In recent months, Victorians have been confronted with one alarming headline after the other about soaring crime in their state.
In neighbouring New South Wales, meanwhile, the public has been treated to a much rosier picture of declining offences.
In 2016, the number of recorded robberies in Victoria increased almost 25 per cent, while assaults and burglaries climbed 12 per cent and 10 per cent respectively, according to the Crime Statistics Agency in Victoria – a continuation of a steady rise seen in recent years.
Just across the border, recorded robberies and burglaries dropped 14 per cent and 6 per cent respectively, in the two years up until December 2016, while assaults remained stable.
It seems like a remarkable contrast for two jurisdictions with so many economic, cultural and demographic similarities. But the numbers may not be all they seem, experts say, highlighting the complicated nature of measuring crime and how easily public perceptions can differ from reality.
For a start, the figures rely on what is actually reported to the police.
“Police figures are always laced with difficulty in that they very much rely upon what people are actually choosing to report to police and what police are choosing to write down,” Rick Sarre, a professor of law and criminal justice at the University of South Australia, told The New Daily.
The numbers can also fluctuate wildly based on how police do their work.
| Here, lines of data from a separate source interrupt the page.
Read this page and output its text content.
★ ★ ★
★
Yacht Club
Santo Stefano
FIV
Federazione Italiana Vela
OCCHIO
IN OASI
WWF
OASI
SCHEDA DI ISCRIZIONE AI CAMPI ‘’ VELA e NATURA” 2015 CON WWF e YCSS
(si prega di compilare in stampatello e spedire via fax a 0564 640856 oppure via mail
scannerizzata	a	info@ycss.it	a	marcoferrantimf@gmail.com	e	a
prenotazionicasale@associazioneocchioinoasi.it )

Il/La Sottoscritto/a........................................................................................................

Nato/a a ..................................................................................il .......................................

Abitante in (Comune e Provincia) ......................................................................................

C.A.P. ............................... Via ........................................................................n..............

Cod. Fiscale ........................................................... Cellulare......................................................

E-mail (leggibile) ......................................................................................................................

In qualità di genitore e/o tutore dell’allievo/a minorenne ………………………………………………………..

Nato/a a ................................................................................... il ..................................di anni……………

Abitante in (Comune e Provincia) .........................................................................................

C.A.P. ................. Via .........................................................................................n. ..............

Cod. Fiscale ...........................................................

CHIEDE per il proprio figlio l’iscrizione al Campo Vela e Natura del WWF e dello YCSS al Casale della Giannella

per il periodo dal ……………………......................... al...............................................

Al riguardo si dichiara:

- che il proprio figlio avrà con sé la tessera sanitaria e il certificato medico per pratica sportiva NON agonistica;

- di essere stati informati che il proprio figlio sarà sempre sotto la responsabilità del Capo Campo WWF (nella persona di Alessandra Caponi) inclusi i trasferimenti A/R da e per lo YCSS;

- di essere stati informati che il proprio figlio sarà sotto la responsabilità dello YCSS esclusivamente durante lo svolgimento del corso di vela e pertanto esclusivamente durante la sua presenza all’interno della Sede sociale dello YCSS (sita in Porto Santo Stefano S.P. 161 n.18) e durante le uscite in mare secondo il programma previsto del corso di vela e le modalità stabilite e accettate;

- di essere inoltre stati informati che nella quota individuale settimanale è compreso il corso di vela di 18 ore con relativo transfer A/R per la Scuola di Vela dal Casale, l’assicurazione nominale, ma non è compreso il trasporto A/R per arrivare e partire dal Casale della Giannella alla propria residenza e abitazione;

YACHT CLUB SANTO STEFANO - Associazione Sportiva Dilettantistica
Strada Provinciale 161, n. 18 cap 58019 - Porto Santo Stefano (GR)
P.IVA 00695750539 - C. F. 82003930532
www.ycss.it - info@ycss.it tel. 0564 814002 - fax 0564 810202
“For example, if the police decide to have a crackdown on drunk-driving, they can put out a whole bunch of police patrols and they can double drunk-driving in Victoria overnight just by virtue of the way they are operating,” Prof Sarre said.
One way around these limitations is to ask people themselves whether they have been victimised by crime, something the Australian Bureau of Statistics does annually.
Going by those figures, Victoria’s crime woes look more like a blip than an enduring trend.
While burglaries and assaults increased slightly in the financial year 2015-16, according to the survey, robberies remained unchanged. More tellingly, all three categories fell substantially from the rates reported in 2008.
In contrast to the headlines, NSW followed an almost identical pattern, with small increases in crime in the last financial year more than offset by the overall decline in the past eight years.
Fiona Dowsley, chief statistician at the CSA in Victoria, told The New Daily that year-on-year changes should not be assumed to be part of a broader pattern in crime.
“If you are talking about a long-term decline and then you have a bump in one year, I’d be waiting to see if that bump continues to go up to say that you’ve got a counter-trend, or whether it flatlines or whether it’s a bump on the road and it keeps going,” she said.
Ms Dowsley noted that certain crimes such as property offences tended to occur in clusters of related offences, resulting in spikes in the data.
“So for example, if I’m seeing thefts of number plates I’d expect then maybe to see other kinds of thefts,” she said.
Nationally, the clear trend over the past two decades has been less crime, a phenomenon seen in other western countries such as the United Kingdom and the United States. Although surveys show Australians to be increasingly concerned about crime, offences such as burglary and motor theft have declined by more than half since the start of the century.
“There have been very, very significant declines in both participation – that’s the prevalence, how many people get involved in crime – and the frequency of it,” Roderic Broadhurst, a professor of criminology at Australian National University, told The New Daily.